Conversational AI: Partner Discovery and Insights
I designed a conversational interface to MutualMarkets’ partnership intelligence system, allowing prospective brands to explore partner recommendations and understand the reasoning behind them before creating an account.
The experience exposes how the platform analyzes brand attributes, generates campaign context, and identifies aligned entertainment partners—making the system’s strategic logic visible before users commit to the product.
Through the Find a Partner experience, users can:
Enter a brand and see how the platform analyzes voice, values, and audience signals.
Review AI-generated brand insights that establish campaign context.
Generate a campaign brief similar to those created inside the platform.
See how brand context informs recommended entertainment partners.
Understand why partners are recommended, not just which partners appear.
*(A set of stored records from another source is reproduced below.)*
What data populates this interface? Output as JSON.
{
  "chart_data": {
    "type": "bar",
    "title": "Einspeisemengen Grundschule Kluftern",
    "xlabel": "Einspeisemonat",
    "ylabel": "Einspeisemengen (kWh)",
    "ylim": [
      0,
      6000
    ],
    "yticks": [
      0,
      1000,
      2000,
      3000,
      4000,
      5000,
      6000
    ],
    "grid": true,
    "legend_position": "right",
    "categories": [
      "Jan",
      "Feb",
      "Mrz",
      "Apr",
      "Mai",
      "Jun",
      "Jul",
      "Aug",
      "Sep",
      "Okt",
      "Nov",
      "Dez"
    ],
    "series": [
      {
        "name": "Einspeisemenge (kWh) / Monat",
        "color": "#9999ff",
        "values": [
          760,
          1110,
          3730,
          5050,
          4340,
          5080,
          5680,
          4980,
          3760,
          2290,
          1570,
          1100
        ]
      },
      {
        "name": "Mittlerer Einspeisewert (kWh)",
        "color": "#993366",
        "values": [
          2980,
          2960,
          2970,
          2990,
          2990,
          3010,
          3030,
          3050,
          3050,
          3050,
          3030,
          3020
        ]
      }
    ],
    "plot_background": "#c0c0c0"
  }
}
Role: Founding Product Designer — defined UX strategy, experience architecture, and platform workflows.
From hidden intelligence to transparent insights.
A system that exposes the platform’s intelligence by analyzing brand inputs and generating explainable partner recommendations.
Each stage builds on the last, enabling teams to understand how recommendations are generated, evaluate alignment, and explore opportunities with clarity.
Workflow
Intelligence and recommendation workflow.
→ Brand Input
→ Brand Analysis
→ Signal Processing
→ Partner Matching
→ Explainable Insights
The Problem: Hidden Intelligence and Limited Access
MutualMarkets’ core value was its intelligence layer—the system that analyzed brand attributes, audience alignment, and cultural signals to generate partner recommendations.
However, this intelligence was only accessible inside the platform. Prospective brands had no way to see how recommendations were generated, understand the reasoning behind them, or evaluate potential partnerships before committing.
Without visibility into how the system worked, recommendations felt opaque. Teams could not validate alignment, explore opportunities with confidence, or understand why certain partners were a strong fit.
As a result, trust was limited, adoption was slower, and the platform’s core value was difficult to communicate before onboarding.
My Role
As the founding product designer, I designed the conversational interface that exposes the platform’s intelligence layer to prospective brands.
I defined the experience architecture and interaction model for translating complex system outputs into a clear, interactive conversation. The interface allows users to input brand information, receive tailored partner recommendations, and understand the reasoning behind each recommendation.
I designed workflows that surface brand analysis, audience alignment, and cultural signals in a structured, explainable way, enabling users to see not just which partners are recommended, but why.
By exposing the intelligence layer through a conversational experience, the system transforms opaque recommendations into transparent insights, allowing prospective brands to engage with the platform, explore opportunities, and build confidence before creating an account.
Explore this project in Figma.
To make reviewing a large body of work easier, each prototype includes a guided pointer that walks you through the primary flow. Click to advance at your own pace. Prototypes open in a new window.
How Ashley evaluates the platform before committing.
The conversational AI gives Ashley a hands-on preview of how MutualMarkets analyzes her brand and recommends entertainment partners, allowing her to evaluate opportunities and build confidence before committing to the platform.
With this experience, Ashley can:
• Understand why partners are recommended based on brand and audience alignment.
• Review brand insights and AI-generated campaign briefs grounded in her inputs.
• Explore how changes in brand inputs influence partner recommendations.
• Evaluate potential partners before creating an account.
• Identify campaign opportunities she can share with her team.
Design system components supporting a scalable platform.
These components support interactive prototypes, developer handoff, and consistent implementation across the platform. They are designed for reuse across workflows, enabling faster iteration and scalable implementation.